Son günlerde okuduğum ve sevdiğim bir söylem:
“Her Firavun’un bir Musa’sı, her gecenin bir sabahı vardır. Ufkumuza korku dağları kurup, umudu kaybetmemeliyiz.
Kendimizi bu ‘deccal çağın’ korku hegemonyasından kurtarmalıyız.”
.....................
Korku “nedeniyle” değil “bilinçle” evlere kapanmalıyız.
Kendimizi aklın ışığında izole etmeliyiz.
Bunu yapabilirsek evde kalmak -nispeten- daha kolay olur.
“Korkudan” kaynaklanan “panikle” yanlışlar yapmamalıyız.
Korku, paniği...
Panik de stresi üretir.
Bilim adamlarından dinlediklerime göre Kovid-19’un yerleşmek için sevdiği ve kolay sızabildiği ortam “stresli bünyeler...”
Stresin bir diğer -olası- etkisi beslenme düzenini bozmak.
Obezite çarpanı olduğu kesin.
Kovid-19 obez bedenlere daha kolay sızıp yerleşebiliyor.
Stresin şeker hastalığına, tansiyona, dolaşım bozukluklarına, sindirim sitemine de olumsuz etkileri var.
Bunlar da Kovid-19’un ulaşmakta zorlanmadığı bünyeler.
.....................
Uzatmayayım...
Evde kalmayı, izole olmayı gerilime dönüştürmeden güzelleştirmenin bir yolunu bularak yaşamı sürdürmeliyiz.
Çünkü...
Bu “kısa koşu” değil.
“Uzun soluklu” bir zorlu süreç.
........................
“Kovid-19 bitti” diyelim.
Evlerimizden çıkıp normal yaşama döndüğümüzde de önemli problemler, sorunlarla karşılaşma olasılığı birçoğumuzu bekleyecek.
Şöyle ki...
- TURİZM en büyük darbeyi alacak sektörlerden biri.

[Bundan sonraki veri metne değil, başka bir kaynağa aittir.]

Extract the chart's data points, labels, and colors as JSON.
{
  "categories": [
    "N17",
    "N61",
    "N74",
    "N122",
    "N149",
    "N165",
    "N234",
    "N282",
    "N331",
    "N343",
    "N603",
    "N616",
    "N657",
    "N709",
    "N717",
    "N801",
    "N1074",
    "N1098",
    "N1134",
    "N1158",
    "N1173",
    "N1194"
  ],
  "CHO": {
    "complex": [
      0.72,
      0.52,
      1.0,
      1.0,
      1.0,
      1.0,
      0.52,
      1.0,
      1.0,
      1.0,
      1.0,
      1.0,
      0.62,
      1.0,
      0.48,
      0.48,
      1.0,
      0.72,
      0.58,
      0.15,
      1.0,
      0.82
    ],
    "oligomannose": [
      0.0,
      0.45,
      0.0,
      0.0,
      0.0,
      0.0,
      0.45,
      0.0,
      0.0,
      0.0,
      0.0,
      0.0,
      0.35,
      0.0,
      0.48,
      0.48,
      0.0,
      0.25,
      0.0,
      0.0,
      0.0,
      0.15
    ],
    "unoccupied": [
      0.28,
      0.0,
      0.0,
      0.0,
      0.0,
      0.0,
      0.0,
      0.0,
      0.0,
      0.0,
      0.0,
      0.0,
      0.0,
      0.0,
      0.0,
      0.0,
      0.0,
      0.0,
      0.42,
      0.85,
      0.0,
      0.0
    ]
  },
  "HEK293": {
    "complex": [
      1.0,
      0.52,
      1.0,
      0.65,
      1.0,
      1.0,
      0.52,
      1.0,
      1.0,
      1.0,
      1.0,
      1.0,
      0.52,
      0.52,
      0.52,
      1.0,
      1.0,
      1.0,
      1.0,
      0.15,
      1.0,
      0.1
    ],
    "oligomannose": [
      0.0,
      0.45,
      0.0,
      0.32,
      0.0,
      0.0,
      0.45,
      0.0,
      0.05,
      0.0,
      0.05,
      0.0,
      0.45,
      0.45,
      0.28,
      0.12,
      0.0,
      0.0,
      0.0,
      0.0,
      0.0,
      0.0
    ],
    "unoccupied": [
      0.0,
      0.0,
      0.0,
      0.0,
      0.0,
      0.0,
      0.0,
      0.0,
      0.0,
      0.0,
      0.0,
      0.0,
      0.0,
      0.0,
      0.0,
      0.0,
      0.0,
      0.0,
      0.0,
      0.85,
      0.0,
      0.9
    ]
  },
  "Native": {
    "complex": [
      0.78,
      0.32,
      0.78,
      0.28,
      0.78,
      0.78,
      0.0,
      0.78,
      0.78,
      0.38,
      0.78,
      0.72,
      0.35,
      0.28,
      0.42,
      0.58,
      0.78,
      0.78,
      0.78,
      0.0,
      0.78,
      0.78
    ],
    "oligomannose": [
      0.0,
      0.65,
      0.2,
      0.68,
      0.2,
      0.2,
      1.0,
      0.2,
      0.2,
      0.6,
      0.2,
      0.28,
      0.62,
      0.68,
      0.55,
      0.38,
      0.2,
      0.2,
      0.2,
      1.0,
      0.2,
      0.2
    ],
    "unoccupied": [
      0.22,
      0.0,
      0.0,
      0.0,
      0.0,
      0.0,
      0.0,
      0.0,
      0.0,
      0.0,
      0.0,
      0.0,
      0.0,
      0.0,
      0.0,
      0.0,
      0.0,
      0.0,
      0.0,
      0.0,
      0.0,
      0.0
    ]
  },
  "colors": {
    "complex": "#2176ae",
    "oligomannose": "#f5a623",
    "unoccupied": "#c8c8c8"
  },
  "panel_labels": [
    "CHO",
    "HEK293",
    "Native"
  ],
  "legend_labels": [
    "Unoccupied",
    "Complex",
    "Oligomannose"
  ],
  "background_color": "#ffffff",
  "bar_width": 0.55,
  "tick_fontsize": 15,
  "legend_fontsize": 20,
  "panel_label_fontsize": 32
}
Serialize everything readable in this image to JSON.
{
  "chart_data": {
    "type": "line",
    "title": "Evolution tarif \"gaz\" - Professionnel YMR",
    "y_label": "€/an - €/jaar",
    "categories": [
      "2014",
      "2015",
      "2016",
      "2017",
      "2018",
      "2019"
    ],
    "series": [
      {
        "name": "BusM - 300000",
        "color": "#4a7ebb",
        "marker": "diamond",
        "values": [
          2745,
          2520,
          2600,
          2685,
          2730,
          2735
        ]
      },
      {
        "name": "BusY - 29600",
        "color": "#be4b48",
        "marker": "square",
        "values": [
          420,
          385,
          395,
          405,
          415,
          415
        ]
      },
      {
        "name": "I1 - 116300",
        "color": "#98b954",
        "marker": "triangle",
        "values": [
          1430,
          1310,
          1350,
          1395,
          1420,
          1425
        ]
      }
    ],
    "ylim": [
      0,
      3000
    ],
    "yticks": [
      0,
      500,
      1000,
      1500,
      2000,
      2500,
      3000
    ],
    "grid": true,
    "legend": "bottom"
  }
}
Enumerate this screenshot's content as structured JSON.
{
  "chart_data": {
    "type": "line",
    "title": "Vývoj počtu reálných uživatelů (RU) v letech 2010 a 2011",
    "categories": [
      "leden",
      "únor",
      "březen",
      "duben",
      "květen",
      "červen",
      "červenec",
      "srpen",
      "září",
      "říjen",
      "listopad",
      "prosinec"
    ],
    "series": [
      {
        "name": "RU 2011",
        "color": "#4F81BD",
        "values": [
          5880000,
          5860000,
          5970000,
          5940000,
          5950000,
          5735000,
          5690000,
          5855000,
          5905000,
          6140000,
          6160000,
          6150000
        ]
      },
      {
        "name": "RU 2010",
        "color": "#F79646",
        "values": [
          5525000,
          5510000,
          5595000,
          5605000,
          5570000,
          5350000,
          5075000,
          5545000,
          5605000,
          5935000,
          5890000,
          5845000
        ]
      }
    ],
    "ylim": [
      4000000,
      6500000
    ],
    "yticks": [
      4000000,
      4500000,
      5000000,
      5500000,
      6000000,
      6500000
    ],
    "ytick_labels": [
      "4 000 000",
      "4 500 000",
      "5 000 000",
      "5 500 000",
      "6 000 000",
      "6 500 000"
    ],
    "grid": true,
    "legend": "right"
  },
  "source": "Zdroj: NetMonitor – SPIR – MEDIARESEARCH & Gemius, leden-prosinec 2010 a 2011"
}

Bu sektörde geri dönüş kısa dönemde zor.
Hem maddi imkânlar azalmış olacak hem de başka coğrafyalara giderek yeniden hastalanma korkusu.
Bu sektörde çalışmış/çalışmakta olanları zor günlerin beklediği söylenebilir.
Turizm sektöründeki bu düşüş peynirden domatese, zeytine, hediyelik eşyaya, eğlenceye, alkollü içeceklere, ulaşıma kadar bir dizi sektörde daralmanın nedeni olacak.
- TİCARET
Talep daralması daha şimdiden başladı. İnsanlar zorunlu ihtiyaçlar dışında harcamalarını daha bir süre unutmak durumundalar.
Özellikle de “esnek çalışma” ve “esnek ödeme” sistemleri nedeniyle işsiz kalabilme ihtimalini düşünerek ellerindeki, avuçlarındakini tutmak isteyeceklerdir.
“Talepteki” azalma “arzda (üretimde)” azaltmayı da tetikleyecektir.
Bu döngü hem ülkeler bazında hem de uluslararası ticarette görülecek.
- VERGİLER
Bu döngülerin kırılması için devletlerin yaptığı para yardımları günün sonunda bir şekilde finanse edilmeli.
Bunun da kaynağı devlet borçlanmalarının yanı sıra yeni vergiler.
.....................
Olası siyasal sonuçlara da bakmakta fayda var.
Bazı düşünürlere göre devletler daha güçlenecek.
“Demokrasiden fedakârlıklar” pahasına mı?
Bu, devletlere göre değişecek.
Böyle kriz dönemlerinde toplumlar devletten çok şey bekliyorlar. Bu da devletin ağırlık kazanmasına yol açıyor.
Örgütlenmiş, bilinçli ve STK’ları güçlü toplumlar, ağırlığını artıran devletler karşısında denge kurabilecekler.
Buna karşılık, sosyal kurumları yeterince gelişmemiş, STK’lar gibi antikorları zayıf toplumlarda devletin ağırlığı -kontrolsüz- artacak.
.....................
Ancak...
Enseler kararmasın.
21. yüzyılın toplumu bilgi ve haberleşme çağını yaşıyor.
Bireyler ve toplumlar yeterince örgütlü olmasalar da oylarıyla kendilerine empati yapabilen siyasi partilere iktidar şansı verecekler.
İkinci Dünya Savaşı sonrasının yoksulları ve ihtiyaç sahiplerini gözeten “refah toplumu” etiketi Roosevelt ilkeleri güncellenerek korona sonrasının dünyasına gelebilir.